LAG Berlin-Brandenburg, Az.: 17 Sa 2219/14, Urteil vom 18.03.2015

I. Die Berufung der Klägerin gegen das Urteil des Arbeitsgerichts Berlin vom 09.10.2014  – 1 Ca 7891/14 – wird auf ihre Kosten zurückgewiesen.

II. Die Revision wird nicht zugelassen.

Tatbestand

Die Parteien streiten darüber, ob ihr Arbeitsverhältnis infolge eines Aufhebungsvertrags oder einer zum 26.05.2014 erklärten Kündigung endete.

Der Beklagte beschäftigte die Klägerin seit dem 01.05.2014 als Sprechstunden-hilfe/Bürokraft in seiner orthopädischen Praxis. In Nr. 7 des Arbeitsvertrags (Kopie Bl. 4 f. der Akten) heißt es, dass „zu privaten Zwecken das Internet/email sowie das Arbeitstelefon nicht benutzt werden (darf).“

Die Klägerin nutzte das Internet zu privaten Zwecken über den ihr dienstlich zur Verfügung gestellten Personal-Computer.

Der Beklagte warf der Klägerin am 30.05.2014 die Privatnutzung des Personal-Computers vor und drohte ihr für den Fall, dass sie nicht einen vorbereiteten Aufhebungsvertrag unterzeichne, mit einer außerordentlichen Kündigung des Arbeitsverhältnisses. Die Klägerin unterzeichnete daraufhin ebenso wie der Beklagte folgendes Schreiben vom 30.05.2014 (Kopie Bl. 3 der Akten):

„Aufhebung des Arbeitsvertrages S./Sch.

Sehr geehrte Frau .,

Hiermit lösen beide Parteien den bestehenden Arbeitsvertrag in beiderseitigen Einvernehmen zum 1.6.14 auf. Beide Seiten verpflichten sich keinerlei rechtliche Ansprüche zu stellen.

Mit freundlichen Grüßen                          erhalten am 30.05.14

 

C…..                                                  S….“

Der Beklagte beschäftigte seit dem 02.06.2014 eine neue Sprechstundenhilfe.

Die Klägerin richtete unter dem 05.06.2014 ein Schreiben an den Beklagten, in dem es u.a. heißt:

„Betreff: Anfechtung und Widerruf des Aufhebungsvertrags S./Sch.

Hiermit fechte ich meine Erklärung vom 30.05.2014 zur Aufhebung des zwischen uns geschlossenen Arbeitsvertrags an und widerruf sie.“

Wegen der weiteren Einzelheiten des Schreibens wird auf Blatt 12 der Akten verwiesen.

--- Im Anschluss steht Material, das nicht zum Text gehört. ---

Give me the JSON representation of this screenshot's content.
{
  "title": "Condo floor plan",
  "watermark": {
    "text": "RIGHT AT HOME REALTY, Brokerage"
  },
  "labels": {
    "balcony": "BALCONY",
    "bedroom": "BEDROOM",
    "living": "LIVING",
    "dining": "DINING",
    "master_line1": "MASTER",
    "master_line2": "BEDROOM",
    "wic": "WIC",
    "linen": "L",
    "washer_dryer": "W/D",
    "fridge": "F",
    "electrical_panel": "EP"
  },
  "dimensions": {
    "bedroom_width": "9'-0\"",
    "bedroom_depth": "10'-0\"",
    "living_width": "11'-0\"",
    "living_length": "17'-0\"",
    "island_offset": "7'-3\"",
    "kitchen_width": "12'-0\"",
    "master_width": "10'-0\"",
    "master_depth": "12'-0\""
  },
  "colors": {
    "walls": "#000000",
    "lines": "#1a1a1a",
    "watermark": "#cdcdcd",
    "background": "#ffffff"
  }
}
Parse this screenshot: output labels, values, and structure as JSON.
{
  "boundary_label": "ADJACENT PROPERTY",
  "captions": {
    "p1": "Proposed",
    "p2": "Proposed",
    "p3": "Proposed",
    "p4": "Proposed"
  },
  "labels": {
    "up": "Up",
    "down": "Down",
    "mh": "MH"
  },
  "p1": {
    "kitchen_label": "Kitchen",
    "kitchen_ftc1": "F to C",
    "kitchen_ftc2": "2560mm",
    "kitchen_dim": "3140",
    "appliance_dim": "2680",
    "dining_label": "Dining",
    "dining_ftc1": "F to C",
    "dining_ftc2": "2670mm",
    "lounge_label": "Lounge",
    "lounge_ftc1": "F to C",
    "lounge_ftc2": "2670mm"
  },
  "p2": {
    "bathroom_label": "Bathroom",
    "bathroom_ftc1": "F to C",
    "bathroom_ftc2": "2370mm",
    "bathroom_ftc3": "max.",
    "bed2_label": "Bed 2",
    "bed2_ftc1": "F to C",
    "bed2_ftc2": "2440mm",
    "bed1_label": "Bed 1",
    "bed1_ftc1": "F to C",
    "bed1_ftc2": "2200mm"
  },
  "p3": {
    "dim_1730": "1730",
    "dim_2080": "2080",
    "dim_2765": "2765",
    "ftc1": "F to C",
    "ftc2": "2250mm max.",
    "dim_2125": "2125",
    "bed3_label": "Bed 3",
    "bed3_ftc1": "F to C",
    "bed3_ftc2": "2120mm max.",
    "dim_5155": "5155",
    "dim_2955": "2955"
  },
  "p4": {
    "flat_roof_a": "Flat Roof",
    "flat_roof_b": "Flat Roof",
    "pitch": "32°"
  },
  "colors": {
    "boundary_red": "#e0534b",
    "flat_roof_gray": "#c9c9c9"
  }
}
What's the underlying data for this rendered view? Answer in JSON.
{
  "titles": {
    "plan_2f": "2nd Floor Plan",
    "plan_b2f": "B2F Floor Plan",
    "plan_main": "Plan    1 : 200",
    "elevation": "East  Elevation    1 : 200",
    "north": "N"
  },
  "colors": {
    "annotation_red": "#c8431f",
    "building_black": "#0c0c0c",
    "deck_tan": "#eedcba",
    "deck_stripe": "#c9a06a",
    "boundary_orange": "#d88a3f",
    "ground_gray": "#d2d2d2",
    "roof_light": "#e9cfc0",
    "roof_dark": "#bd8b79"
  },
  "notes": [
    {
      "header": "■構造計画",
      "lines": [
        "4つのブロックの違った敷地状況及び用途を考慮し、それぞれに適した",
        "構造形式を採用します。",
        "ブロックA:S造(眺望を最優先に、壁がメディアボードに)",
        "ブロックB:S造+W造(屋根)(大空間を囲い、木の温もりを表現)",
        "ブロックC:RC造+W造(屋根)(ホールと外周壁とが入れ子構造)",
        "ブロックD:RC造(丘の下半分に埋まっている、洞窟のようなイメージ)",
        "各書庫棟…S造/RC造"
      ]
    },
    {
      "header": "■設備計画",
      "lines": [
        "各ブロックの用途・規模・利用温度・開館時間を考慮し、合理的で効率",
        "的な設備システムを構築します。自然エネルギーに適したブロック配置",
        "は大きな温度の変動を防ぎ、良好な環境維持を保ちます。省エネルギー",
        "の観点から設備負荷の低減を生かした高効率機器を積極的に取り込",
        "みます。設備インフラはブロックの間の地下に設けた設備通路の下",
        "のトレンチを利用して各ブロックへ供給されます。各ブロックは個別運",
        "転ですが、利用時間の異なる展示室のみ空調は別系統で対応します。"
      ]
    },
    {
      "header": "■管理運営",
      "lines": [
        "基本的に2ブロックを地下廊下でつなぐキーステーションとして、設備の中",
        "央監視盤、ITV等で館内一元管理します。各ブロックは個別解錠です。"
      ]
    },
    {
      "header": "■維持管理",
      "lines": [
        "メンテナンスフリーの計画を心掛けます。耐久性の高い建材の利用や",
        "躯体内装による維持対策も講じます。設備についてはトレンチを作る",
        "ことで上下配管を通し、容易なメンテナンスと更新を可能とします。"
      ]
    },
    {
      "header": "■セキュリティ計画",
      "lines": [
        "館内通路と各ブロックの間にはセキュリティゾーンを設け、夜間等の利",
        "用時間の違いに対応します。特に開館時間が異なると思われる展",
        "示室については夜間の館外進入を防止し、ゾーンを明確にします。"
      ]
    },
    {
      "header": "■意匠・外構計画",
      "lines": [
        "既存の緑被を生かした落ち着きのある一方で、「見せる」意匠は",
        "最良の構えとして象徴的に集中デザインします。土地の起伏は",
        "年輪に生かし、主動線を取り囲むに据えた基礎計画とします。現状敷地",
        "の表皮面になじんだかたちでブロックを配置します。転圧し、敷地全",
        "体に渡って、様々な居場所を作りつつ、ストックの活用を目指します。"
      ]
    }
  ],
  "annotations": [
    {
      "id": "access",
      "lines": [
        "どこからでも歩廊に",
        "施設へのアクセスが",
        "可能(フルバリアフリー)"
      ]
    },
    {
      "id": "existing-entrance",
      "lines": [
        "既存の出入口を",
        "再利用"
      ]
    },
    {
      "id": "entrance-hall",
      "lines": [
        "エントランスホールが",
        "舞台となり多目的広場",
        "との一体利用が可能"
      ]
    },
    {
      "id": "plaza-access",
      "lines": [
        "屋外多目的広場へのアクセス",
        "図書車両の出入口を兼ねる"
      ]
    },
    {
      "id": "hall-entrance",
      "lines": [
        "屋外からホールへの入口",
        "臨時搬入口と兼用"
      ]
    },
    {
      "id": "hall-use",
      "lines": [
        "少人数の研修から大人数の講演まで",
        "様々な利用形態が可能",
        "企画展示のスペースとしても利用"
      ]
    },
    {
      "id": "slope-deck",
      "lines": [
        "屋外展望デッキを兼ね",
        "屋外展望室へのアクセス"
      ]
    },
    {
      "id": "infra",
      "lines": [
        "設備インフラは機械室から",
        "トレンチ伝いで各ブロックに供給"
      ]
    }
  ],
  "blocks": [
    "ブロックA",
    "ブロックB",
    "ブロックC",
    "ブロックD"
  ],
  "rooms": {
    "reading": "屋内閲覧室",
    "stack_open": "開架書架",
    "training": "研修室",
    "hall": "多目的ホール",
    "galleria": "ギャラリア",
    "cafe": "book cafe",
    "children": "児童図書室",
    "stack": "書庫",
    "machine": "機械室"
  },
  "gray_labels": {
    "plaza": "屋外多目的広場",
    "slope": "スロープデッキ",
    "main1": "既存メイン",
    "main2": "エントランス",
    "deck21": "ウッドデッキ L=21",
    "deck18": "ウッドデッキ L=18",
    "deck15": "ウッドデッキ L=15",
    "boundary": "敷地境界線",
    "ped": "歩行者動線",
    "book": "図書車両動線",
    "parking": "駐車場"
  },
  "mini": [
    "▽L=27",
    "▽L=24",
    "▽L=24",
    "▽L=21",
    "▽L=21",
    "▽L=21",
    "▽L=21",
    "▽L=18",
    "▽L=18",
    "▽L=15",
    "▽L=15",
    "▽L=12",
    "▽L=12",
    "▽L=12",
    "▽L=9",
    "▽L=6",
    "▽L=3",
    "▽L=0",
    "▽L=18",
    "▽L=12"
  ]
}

Der Beklagte kündigte das Arbeitsverhältnis vorsorglich zum 25.06.2014.

Mit ihrer Klage hat die Klägerin u.a. die Feststellung begehrt, dass das Arbeitsverhältnis bis zum 25.06.2014 fortbestanden hat. Sie hat behauptet, der Beklagte habe sie zur Unterzeichnung des Aufhebungsvertrags durch Täuschung sowie durch widerrechtliche Drohung bestimmt. So habe der Beklagte erklärt, er werde aus wirtschaftlichen Gründen die Praxis auflösen und sei daher gezwungen, ihr zu kündigen. Statt einer außerordentlichen Kündigung sei jedoch der Abschluss einer Aufhebungsvereinbarung die beste Lösung. Auch habe der Beklagte ihr die Nutzung des Internets für ihre E-Mails und Recherchen erlaubt und lediglich die Nutzung zu Zwecken des An- oder Verkaufs untersagt; an diese Anweisung habe sie sich gehalten. Der Beklagte ist der Anfechtung des Aufhebungsvertrags mit der Behauptung entgegen getreten, er habe Ausführungen zur wirtschaftlichen Situation der Praxis erst nach der Vertragsunterzeichnung gemacht. Er habe der Klägerin die private Nutzung des Internets nicht erlaubt.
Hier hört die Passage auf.